Material and Methods

Twelve patients were recruited to an investigational study (*****). Patients underwent a large field of view diagnostic quality T2-weighted MRI scan on the same day as a standard-of-care (SoC) RT planning CT scan for prostate RT. All patients were planned for radical RT with 60Gy in 20 fractions. Four pseudoCTs were created per patient: “CT0” (bulk-density of zero Hounsfield Units (HU); 2) “CTpop” (bulk-density equal to population average HU); “CTstrat” (replicating a commercial system of density-stratification into 4 tissue classes); 4) “SynCT” (voxel-based HU predicted from T2tse MRI using a 2D neural network based on U-Net architecture). Treatment plans were calculated using each pseudoCT. Rectal dose volume histograms (DVH) and rectal dose surface maps (DSM) were extracted for each dose distribution and used to assess grade-2 rectal bleeding risk. Errors introduced into rectal DVH- and DSM-derived grade 2 rectal bleeding risk were evaluated compared with the gold-standard SoC CT.

Results

Mean (± 1 standard deviation) HU error for the SynCTs compared to the SoC CT was -5.7HU (±6.1), with mean absolute error of 40.1HU (±4.4). CT0, CTpop, CTstrat and SynCT introduced maximum absolute errors of 0.8%, 0.5%, 0.2% and 0.3% into DVH-based rectal bleeding risk prediction respectively. DSM-derived risk predictions were unaffected in all cases.

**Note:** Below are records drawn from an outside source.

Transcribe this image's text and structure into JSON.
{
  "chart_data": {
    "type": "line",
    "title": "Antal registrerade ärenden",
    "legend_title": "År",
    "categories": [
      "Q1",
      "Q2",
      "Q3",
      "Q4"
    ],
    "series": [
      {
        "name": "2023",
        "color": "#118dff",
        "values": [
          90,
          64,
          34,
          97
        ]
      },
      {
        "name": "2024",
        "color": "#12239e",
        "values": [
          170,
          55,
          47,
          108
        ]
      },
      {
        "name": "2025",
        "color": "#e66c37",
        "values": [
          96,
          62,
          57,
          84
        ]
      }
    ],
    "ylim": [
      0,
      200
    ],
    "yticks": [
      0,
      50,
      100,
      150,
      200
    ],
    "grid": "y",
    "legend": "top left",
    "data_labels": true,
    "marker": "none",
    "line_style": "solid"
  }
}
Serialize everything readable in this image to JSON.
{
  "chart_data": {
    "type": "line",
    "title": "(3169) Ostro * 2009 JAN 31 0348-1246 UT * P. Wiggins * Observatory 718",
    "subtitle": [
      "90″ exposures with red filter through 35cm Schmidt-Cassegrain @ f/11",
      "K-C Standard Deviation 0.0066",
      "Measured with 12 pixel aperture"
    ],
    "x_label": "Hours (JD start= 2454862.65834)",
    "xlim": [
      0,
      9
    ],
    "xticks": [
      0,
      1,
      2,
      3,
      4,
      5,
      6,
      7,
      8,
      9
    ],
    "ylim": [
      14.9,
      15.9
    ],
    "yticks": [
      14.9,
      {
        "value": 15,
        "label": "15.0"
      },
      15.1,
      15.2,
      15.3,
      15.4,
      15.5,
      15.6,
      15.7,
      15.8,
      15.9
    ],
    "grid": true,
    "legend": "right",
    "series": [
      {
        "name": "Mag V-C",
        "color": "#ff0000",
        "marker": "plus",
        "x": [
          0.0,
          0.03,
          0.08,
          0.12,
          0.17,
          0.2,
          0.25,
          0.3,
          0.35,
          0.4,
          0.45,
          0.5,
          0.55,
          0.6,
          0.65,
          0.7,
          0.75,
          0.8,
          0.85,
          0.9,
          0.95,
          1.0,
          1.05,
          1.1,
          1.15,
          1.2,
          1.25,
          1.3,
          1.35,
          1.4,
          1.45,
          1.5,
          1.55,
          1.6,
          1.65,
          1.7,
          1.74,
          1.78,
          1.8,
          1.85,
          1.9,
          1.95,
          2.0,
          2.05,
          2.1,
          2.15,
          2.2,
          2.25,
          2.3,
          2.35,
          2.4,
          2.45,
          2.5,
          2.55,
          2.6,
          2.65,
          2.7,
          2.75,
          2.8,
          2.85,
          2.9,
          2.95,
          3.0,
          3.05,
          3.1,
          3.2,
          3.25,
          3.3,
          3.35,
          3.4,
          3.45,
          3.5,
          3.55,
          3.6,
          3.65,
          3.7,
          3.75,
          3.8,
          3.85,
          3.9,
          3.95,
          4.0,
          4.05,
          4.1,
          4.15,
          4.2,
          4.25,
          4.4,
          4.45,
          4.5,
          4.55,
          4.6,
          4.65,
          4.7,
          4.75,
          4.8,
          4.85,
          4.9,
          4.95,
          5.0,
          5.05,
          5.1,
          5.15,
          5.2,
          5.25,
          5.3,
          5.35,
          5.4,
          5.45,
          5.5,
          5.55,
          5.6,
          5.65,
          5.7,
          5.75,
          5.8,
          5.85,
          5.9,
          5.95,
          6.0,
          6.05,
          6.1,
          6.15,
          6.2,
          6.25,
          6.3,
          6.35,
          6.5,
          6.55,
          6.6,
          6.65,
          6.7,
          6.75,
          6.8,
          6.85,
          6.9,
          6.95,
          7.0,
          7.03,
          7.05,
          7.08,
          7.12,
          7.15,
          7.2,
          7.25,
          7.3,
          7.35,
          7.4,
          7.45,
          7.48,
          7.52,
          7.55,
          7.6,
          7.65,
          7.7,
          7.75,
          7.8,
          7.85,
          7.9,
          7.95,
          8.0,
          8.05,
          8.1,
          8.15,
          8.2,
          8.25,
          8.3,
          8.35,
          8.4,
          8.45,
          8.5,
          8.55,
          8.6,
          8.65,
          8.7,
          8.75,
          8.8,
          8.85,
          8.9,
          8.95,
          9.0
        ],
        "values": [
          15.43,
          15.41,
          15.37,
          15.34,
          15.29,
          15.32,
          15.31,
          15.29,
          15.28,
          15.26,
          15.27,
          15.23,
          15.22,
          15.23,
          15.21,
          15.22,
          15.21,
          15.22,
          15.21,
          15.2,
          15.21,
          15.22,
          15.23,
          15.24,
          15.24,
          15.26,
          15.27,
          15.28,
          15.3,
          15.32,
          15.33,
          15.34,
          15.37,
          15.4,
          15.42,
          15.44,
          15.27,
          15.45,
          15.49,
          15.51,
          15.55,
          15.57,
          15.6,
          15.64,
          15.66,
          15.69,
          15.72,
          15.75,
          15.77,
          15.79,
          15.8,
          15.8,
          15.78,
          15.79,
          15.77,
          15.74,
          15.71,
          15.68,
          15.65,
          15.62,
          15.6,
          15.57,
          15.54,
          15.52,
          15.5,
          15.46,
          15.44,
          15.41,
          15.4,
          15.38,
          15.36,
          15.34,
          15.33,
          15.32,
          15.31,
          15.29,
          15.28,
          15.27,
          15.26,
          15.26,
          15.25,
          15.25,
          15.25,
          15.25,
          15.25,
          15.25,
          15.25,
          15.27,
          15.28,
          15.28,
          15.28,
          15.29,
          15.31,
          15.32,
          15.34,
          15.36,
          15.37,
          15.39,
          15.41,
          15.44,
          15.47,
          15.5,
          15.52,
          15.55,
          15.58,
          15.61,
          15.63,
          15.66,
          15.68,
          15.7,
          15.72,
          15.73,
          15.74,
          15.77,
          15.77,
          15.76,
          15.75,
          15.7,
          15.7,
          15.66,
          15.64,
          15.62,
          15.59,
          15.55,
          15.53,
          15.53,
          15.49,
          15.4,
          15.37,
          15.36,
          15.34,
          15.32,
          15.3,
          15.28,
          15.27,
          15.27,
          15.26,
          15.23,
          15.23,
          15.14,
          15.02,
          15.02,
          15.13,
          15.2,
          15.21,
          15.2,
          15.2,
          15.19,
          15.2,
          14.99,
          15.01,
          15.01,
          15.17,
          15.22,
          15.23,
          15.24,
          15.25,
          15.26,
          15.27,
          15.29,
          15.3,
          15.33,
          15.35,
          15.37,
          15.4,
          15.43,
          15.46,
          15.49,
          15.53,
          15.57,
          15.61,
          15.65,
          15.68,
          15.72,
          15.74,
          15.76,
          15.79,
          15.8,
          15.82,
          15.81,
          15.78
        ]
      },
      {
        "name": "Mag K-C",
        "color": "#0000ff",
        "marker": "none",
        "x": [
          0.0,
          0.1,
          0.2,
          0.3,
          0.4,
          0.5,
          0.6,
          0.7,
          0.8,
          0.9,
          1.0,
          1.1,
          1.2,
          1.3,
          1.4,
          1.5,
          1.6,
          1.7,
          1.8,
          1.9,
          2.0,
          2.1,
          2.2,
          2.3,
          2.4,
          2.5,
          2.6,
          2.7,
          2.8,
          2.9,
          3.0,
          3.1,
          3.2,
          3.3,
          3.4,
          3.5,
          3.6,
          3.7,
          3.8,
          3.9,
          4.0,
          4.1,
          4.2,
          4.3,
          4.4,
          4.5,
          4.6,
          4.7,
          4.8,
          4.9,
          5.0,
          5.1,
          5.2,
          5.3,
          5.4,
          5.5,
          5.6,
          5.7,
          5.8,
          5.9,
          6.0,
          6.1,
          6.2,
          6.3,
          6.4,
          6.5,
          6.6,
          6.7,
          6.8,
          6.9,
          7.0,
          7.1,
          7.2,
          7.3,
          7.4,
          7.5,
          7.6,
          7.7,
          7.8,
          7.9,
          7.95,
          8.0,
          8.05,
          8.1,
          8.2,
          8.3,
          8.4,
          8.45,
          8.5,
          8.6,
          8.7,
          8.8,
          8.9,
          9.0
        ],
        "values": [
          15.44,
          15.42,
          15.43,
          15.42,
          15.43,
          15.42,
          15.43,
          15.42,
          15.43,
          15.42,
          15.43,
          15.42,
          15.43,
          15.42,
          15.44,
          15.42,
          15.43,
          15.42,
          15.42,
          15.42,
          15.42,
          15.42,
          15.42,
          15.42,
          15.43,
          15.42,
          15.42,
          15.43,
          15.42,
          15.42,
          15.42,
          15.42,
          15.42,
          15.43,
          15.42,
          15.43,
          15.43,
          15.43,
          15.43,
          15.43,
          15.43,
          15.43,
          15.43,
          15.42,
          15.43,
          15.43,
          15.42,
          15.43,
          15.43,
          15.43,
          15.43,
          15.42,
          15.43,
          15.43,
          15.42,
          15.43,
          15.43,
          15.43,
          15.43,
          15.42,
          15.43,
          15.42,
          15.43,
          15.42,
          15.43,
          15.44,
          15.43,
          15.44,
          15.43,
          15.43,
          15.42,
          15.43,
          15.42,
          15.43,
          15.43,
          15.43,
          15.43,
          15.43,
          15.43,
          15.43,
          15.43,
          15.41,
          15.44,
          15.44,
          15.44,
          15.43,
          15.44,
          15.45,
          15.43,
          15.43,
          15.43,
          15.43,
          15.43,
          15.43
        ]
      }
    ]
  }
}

Fig 1. SoC CT, and pseudoCTs used for dose calculation



Fig 2. Box plot of errors in DVH-derived G2 rectal bleeding toxicity. Full range of errors (whiskers), interquartile range (boxes), median (line) and mean (cross) are shown. Median for CTstrat is zero.
Conclusion

Tissue-stratification (CTstrat) and voxel based methods (SynCT) offer an improvement in accuracy over bulk density approaches, but all four pseudoCT methods offer acceptable resolution of rectal dose and G2 rectal bleeding risk prediction based on DVH and DSM. The voxel-based technique (SynCT) allows increased HU resolution but appears unnecessary for assessment of acute toxicity risk in prostate cancer beyond that offered by CTstrat. However, the assessment of pseudoCT-derived errors should also be carried out in other treatment sites where dose to critical structures will guide dose escalation and adaptive RT strategies, such as isotoxic escalation in lung and head and neck RT.